Wilkins was appointed director of the MRC Biophysics Research Unit in 1955, and in 1959 was elected a Fellow of the Royal Society. That same year he married Patricia Chidgey, and in due course the couple had two sons and two daughters. In 1960, Wilkins was a co-recipient, with Watson and Crick, of the distinguished Albert Lasker Award for Basic Medical Research, and in 1962 he was made a CBE as well as awarded a one-third share of the Nobel Prize in Medicine and Physiology with the Cambridge pair. The Nobel citation states that the prize was “for their discoveries concerning the molecular structure of nucleic acids and its significance for information transfer in living material.” It is said that Wilkins almost turned the prize down, but was persuaded to accept it since it would assist him in his arguments as a campaigner against nuclear weapons. Indeed, much of his time away from work was devoted to CND, the Campaign for Nuclear Disarmament.

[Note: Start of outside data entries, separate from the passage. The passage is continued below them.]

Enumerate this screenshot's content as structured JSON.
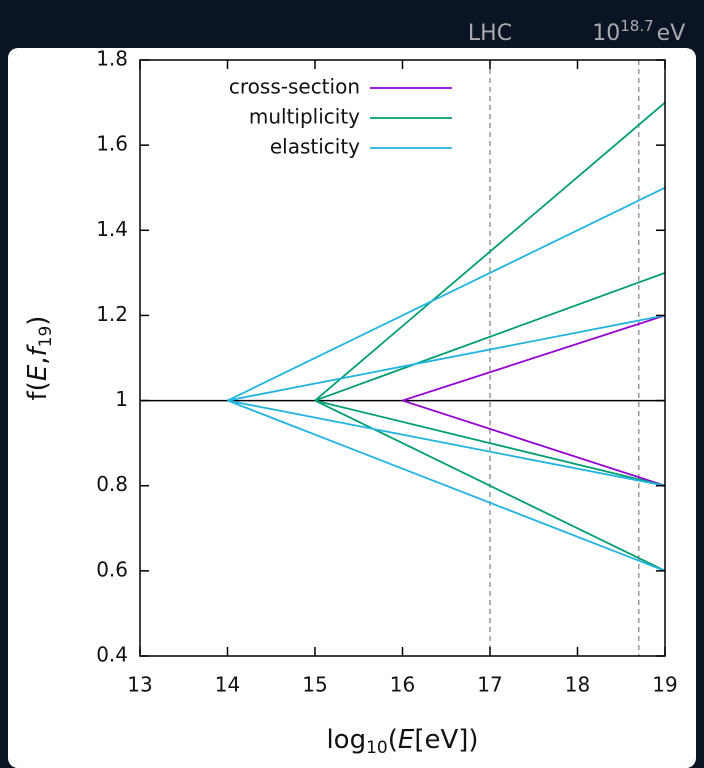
{
  "chart_data": {
    "type": "line",
    "xlim": [
      13,
      19
    ],
    "xticks": [
      13,
      14,
      15,
      16,
      17,
      18,
      19
    ],
    "ylim": [
      0.4,
      1.8
    ],
    "yticks": [
      0.4,
      0.6,
      0.8,
      1,
      1.2,
      1.4,
      1.6,
      1.8
    ],
    "x_label": [
      "log",
      "10",
      "(",
      "E",
      "[eV])"
    ],
    "y_label": [
      "f(",
      "E",
      ",",
      "f",
      "19",
      ")"
    ],
    "reference_line": 1,
    "markers": [
      {
        "x": 17,
        "label": [
          "LHC"
        ]
      },
      {
        "x": 18.7,
        "label": [
          "10",
          "18.7",
          "eV"
        ]
      }
    ],
    "series": [
      {
        "name": "cross-section",
        "color": "#9400d3",
        "lines": [
          {
            "x": [
              16,
              19
            ],
            "values": [
              1,
              1.2
            ]
          },
          {
            "x": [
              16,
              19
            ],
            "values": [
              1,
              0.8
            ]
          }
        ]
      },
      {
        "name": "multiplicity",
        "color": "#009e73",
        "lines": [
          {
            "x": [
              15,
              19
            ],
            "values": [
              1,
              1.7
            ]
          },
          {
            "x": [
              15,
              19
            ],
            "values": [
              1,
              1.3
            ]
          },
          {
            "x": [
              15,
              19
            ],
            "values": [
              1,
              0.8
            ]
          },
          {
            "x": [
              15,
              19
            ],
            "values": [
              1,
              0.6
            ]
          }
        ]
      },
      {
        "name": "elasticity",
        "color": "#22b4e0",
        "lines": [
          {
            "x": [
              14,
              19
            ],
            "values": [
              1,
              1.5
            ]
          },
          {
            "x": [
              14,
              19
            ],
            "values": [
              1,
              1.2
            ]
          },
          {
            "x": [
              14,
              19
            ],
            "values": [
              1,
              0.8
            ]
          },
          {
            "x": [
              14,
              19
            ],
            "values": [
              1,
              0.6
            ]
          }
        ]
      }
    ]
  }
}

Although he was made a professor in 1963 and went on to become director of the MRC Biophysics Research Unit (1970–1972), director of the Neurobiology Unit (1972–1974) and director of the MRC Cell Biophysics Unit (1974–1980), Wilkins had little hands-on involvement in research from the 1970s. As his research activity diminished, so he became something of an elder statesman in science very commendable. On genetic modification—to many as anathema today as nuclear weapons were a generation ago—he remains cautious, commenting he is “not sure that we can control it simply through knowing gene structure.”
In 1980, Wilkins retired to his home purchased with his Nobel Prize winnings—in Blackheath, London, where he devoted himself to gardening and collecting sculptures. His autobiography, entitled The Third Man of the Double Helix, has just been published by Oxford University Press.

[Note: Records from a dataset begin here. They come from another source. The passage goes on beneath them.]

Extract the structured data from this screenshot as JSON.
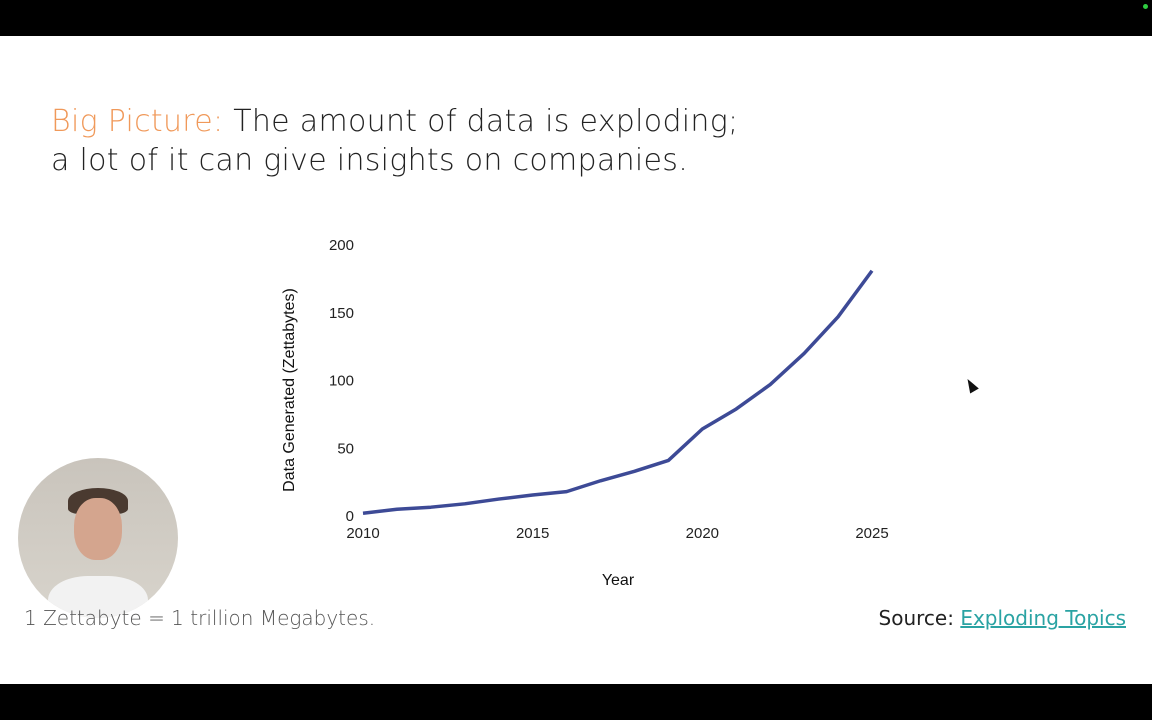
{
  "slide": {
    "title_accent": "Big Picture:",
    "title_line1": " The amount of data is exploding;",
    "title_line2": "a lot of it can give insights on companies.",
    "footnote": "1 Zettabyte = 1 trillion Megabytes.",
    "source_label": "Source: ",
    "source_link": "Exploding Topics"
  },
  "colors": {
    "accent": "#f0995a",
    "line": "#3d4a96",
    "link": "#2aa3a3"
  },
  "chart_data": {
    "type": "line",
    "title": "",
    "xlabel": "Year",
    "ylabel": "Data Generated (Zettabytes)",
    "x": [
      2010,
      2011,
      2012,
      2013,
      2014,
      2015,
      2016,
      2017,
      2018,
      2019,
      2020,
      2021,
      2022,
      2023,
      2024,
      2025
    ],
    "series": [
      {
        "name": "Data Generated",
        "values": [
          2,
          5,
          6.5,
          9,
          12.5,
          15.5,
          18,
          26,
          33,
          41,
          64.2,
          79,
          97,
          120,
          147,
          181
        ]
      }
    ],
    "xlim": [
      2010,
      2025
    ],
    "ylim": [
      0,
      200
    ],
    "xticks": [
      "2010",
      "2015",
      "2020",
      "2025"
    ],
    "yticks": [
      "0",
      "50",
      "100",
      "150",
      "200"
    ],
    "grid": false
  }
}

Although Wilkins has never returned to New Zealand and doesn’t think of himself as a New Zealander, he has stayed in touch with the land of his birth through such activities as periodic reading in the library of New Zealand House, in London. He has also followed the rise of New Zealand wine—especially that from Wairarapa—with interest and appreciation. The boy from Pongaroa has had an undoubted impact on the scientific history of the world. He is someone that all New Zealanders can justifiably hold in high esteem. After all, he is our second Nobel laureate and the third man of DNA.